Cuando Leonor Vásquez levanta el plástico que protege sus productos un olor a primavera y frutas frescas invade el ambiente.
Una gama de colores salta a la vista: verdes manzanas, amarillos duraznos y rojas fresas le dan a su negocio un aire de calidez.
Ella es dueña de un puesto de frutas en el Mercado de Santa Clara, ubicado en el norte de la ciudad. Hasta allí llega todos los días, a las 07:00.
Vásquez cree que esa colorida combinación atrae a sus clientes, o como ella los llama a sus caseros. La mujer, de 42 años, luce una sombra dorada en sus ojos, un labial rosado y un vistoso juego de bisutería. Se coloca su delantal blanco, protege su cabello con un gorro del mismo color y comienza su jornada.
“Venga caserito, lleve su fruta fresca” es la frase que repite cada vez que un posible comprador pasa por su puesto.
A las 7:15 tiene su primera venta. Una agraciada joven se acerca a comprar peras y kiwis. La cuenta llega a USD 2. La cliente le paga con un billete de USD 20. Vásquez lo recibe y lo analiza minuciosamente. “Hay que verificar que el billete sea original”, dice mientras lo pone a contraluz.

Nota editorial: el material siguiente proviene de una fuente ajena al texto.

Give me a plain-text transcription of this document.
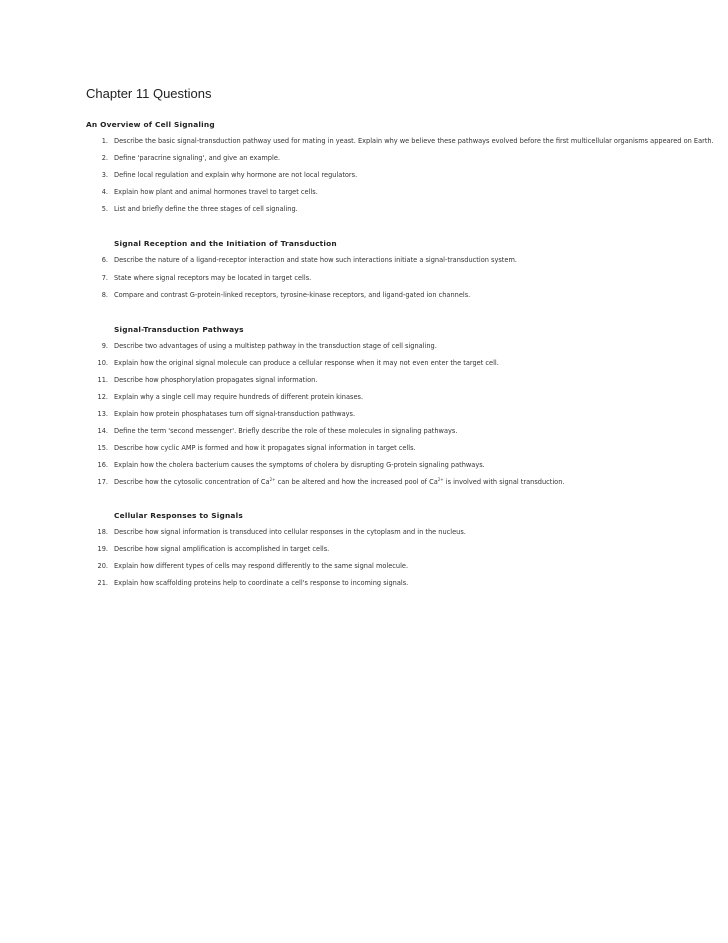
Chapter 11 Questions
An Overview of Cell Signaling
1. Describe the basic signal-transduction pathway used for mating in yeast. Explain why we believe these pathways evolved before the first multicellular organisms appeared on Earth.
2. Define 'paracrine signaling', and give an example.
3. Define local regulation and explain why hormone are not local regulators.
4. Explain how plant and animal hormones travel to target cells.
5. List and briefly define the three stages of cell signaling.
Signal Reception and the Initiation of Transduction
6. Describe the nature of a ligand-receptor interaction and state how such interactions initiate a signal-transduction system.
7. State where signal receptors may be located in target cells.
8. Compare and contrast G-protein-linked receptors, tyrosine-kinase receptors, and ligand-gated ion channels.
Signal-Transduction Pathways
9. Describe two advantages of using a multistep pathway in the transduction stage of cell signaling.
10. Explain how the original signal molecule can produce a cellular response when it may not even enter the target cell.
11. Describe how phosphorylation propagates signal information.
12. Explain why a single cell may require hundreds of different protein kinases.
13. Explain how protein phosphatases turn off signal-transduction pathways.
14. Define the term 'second messenger'. Briefly describe the role of these molecules in signaling pathways.
15. Describe how cyclic AMP is formed and how it propagates signal information in target cells.
16. Explain how the cholera bacterium causes the symptoms of cholera by disrupting G-protein signaling pathways.
17. Describe how the cytosolic concentration of $Ca^{2+}$ can be altered and how the increased pool of $Ca^{2+}$ is involved with signal transduction.
Cellular Responses to Signals
18. Describe how signal information is transduced into cellular responses in the cytoplasm and in the nucleus.
19. Describe how signal amplification is accomplished in target cells.
20. Explain how different types of cells may respond differently to the same signal molecule.
21. Explain how scaffolding proteins help to coordinate a cell's response to incoming signals.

Una vez que está segura de que el billete no es falso deja su puesto encargado a su vecina de jornada y se dirige hacia la máquina que le da sueltos. Esta se ubica a 300 metros de su local por lo que corre apresuradamente para no perder tiempo. Cuando llega a la gran máquina ingresa el billete y cinco segundos después recibe monedas por el mismo valor.
“Nunca pierdo una venta, hace dos años que pusieron la máquina y me ha servido mucho porque me salva cuando no tengo cambio. La utilizo hasta unas 10 veces al día”.
Hace dos años 13 cajeros de autosueltos fueron colocados en distintos puntos de la capital. Dos en el valle De los Chillos y 11 en Quito. En los principales mercados de la ciudad.
En el Mercado Central se encuentra Leonor Torres. Ella es propietaria de un puesto de comidas. Vende pescado frito, caldo de gallina y otros manjares típicos. Abre su local a las 08:00.
Los primeros comensales empiezan a llegar a las 08:15. Ella los atiende bien. “Por mi sazón tengo a mis cliente fijos que vienen todos los días a degustar mis platos”. Don Manuel, uno de sus fieles clientes, consume USD 3.
Le entrega un billete de USD 10 y Torres le manda a su empleada Carina Paucar a que lo cambie en la máquina grande.
Paucar conoce de memoria el sitio donde se ubica la máquina y como se utiliza.
“Al principio me daba miedo usar esta máquina por el temor a que no salga plata y se quede con el billete”. Ahora, se ha vuelto una experta en el uso del aparato y a veces ayuda a sus inexpertas compañeras a cambiar los billetes.
“Cuando no había la máquina tenía que buscar cambio como sea, a veces me compraba frutas. Tenía que regresar con cambio o no podía volver”
Según un reporte del Banco Central del Ecuador, entre enero y julio de este año, en Quito se canjearon USD 5 587 613 en monedas. Los usuarios frente a las máquinas llegan a 224 010.
Entre estos se encuentran Diana Vidal y Nancy Jácome, quienes son vecinas en el Centro Comercial Chiriyacu, en el sector de El Camal.
Vidal es propietaria del local 53 y vende ropa. Jácome, en cambio, trabaja en el local 52 y vende zapatos. Entre las dos más de una vez se han ayudado cambiando los billetes para dar vueltos. No obstante, Vidal recuerda como una vez perdió una venta de USD 23 por no tener sueltos.
“Esa vez una señora me compró una blusa y un pantalón, me pagó con dos billetes de 20 y no tuve cambio. Corrí a buscar que alguien me ayude pero como fue en la mañana, las vecinas no tenían sueltos. La señora se cansó de espera y se fue, me puse muy triste ese día”.
Jácome es más aguerrida y dice que nunca en su vida como vendedora ha perdió algún cliente. “He hecho hasta lo imposible por cambiar un billete, si era necesario me subía a los buses, pero lo cambiaba porque lo cambiaba”, comenta con un risa cómplice en su rostro.
Las dos ahora no se preocupan por el cambio. A 100 metro de su local canjean los billetes que desean. Los fines de semana la usan 12 veces al día, cada una.
Vásquez, Torres, Vidal y Jácome tienen una cosa en común: viven de sus ventas diarias. No pueden perder una oportunidad. “Si no vendo mi familia no come”, dice Vásquez, mientras oferta, desde su colorido puesto, las frutas de temporada.